Juan Martín Guevara:Kitap hakkında hiçbir şey bilmiyor.
taz.am hafta sonu: Birbirinizle konuşmuyor musunuz?
Juan Martín Guevara: Konuşuyoruz ama başka şeylerden. Ancak kitap çok yakında Buenos Aires’te çıktığında öğrenecek. Henüz Arjantin’de mevcut değil.
taz.am hafta sonu: Notlarınızın yardımıyla devrimin simgesi olan kardeşinizin çocukluğundan ve gençliğinden pek çok ayrıntı öğrenilebilir. Ama aynı zamanda, uyumsuz ebeveynlerle oldukça sıra dışı bir ailenin çok yönlü imajını da görülebilir. Sizce anne ve baba Ernesto’nun kişiliğini ve sonraki yaşamını nasıl etkiledi?
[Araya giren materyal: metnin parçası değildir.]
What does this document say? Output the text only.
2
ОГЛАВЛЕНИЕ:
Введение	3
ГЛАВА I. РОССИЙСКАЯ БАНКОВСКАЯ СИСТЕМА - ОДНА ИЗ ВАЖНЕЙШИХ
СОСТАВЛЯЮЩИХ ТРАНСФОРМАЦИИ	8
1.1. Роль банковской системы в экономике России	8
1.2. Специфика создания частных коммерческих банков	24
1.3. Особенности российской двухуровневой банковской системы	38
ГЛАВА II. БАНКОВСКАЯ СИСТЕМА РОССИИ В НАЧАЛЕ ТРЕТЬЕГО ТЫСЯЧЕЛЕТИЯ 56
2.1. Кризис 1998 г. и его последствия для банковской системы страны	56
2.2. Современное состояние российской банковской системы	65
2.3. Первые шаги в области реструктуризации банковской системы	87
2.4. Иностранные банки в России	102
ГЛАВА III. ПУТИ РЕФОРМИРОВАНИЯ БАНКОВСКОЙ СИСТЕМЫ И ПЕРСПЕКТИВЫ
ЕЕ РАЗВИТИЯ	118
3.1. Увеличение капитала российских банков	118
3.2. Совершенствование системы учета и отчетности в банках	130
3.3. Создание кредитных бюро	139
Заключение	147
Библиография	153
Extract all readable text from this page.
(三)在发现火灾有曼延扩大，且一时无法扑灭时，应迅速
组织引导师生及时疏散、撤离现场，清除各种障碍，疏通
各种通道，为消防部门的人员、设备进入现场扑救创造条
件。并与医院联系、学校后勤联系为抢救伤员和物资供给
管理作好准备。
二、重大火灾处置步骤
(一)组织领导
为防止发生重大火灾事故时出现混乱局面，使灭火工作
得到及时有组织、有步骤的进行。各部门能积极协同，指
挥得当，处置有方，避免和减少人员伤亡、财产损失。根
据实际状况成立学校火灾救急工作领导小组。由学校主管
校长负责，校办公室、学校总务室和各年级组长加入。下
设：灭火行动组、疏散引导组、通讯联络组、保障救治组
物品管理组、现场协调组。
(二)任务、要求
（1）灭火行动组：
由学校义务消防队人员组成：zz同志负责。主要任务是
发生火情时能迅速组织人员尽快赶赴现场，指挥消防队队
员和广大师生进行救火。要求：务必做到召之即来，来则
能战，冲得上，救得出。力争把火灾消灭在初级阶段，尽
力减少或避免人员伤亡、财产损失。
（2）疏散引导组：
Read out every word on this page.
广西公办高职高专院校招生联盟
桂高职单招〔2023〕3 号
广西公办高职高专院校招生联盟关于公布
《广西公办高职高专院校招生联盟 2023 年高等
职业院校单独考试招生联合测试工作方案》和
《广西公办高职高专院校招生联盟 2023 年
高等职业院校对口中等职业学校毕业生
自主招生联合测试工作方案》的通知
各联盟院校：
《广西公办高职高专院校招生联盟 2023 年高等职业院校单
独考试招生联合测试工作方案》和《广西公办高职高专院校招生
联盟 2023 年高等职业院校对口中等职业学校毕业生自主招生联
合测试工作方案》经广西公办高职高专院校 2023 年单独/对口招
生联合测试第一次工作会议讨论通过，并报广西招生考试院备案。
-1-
Juan Martín Guevara: Ailemizde özgürlük hayattaki en önemli şeydi, aynı zamanda okumak, bilmek ve bir şeylerle uğraşmak da vardı. Ebeveynler çok farklıydı. Babamın çok enerjisi vardı, her zaman rüya görüyor, orada burada yeni bir şeyler deniyor, ama hiçbir şeyi bitirmiyordu. Annem de yaşamsal ve uyumsuzdu ama biraz daha disiplinliydi. Ernesto, o zamanlar orta sınıf için normal olmayan bu koşullardan kısa sürede sıyrıldı. Kiliseye, orduya, aristokrasiye karşıydık. Hep karşıydık.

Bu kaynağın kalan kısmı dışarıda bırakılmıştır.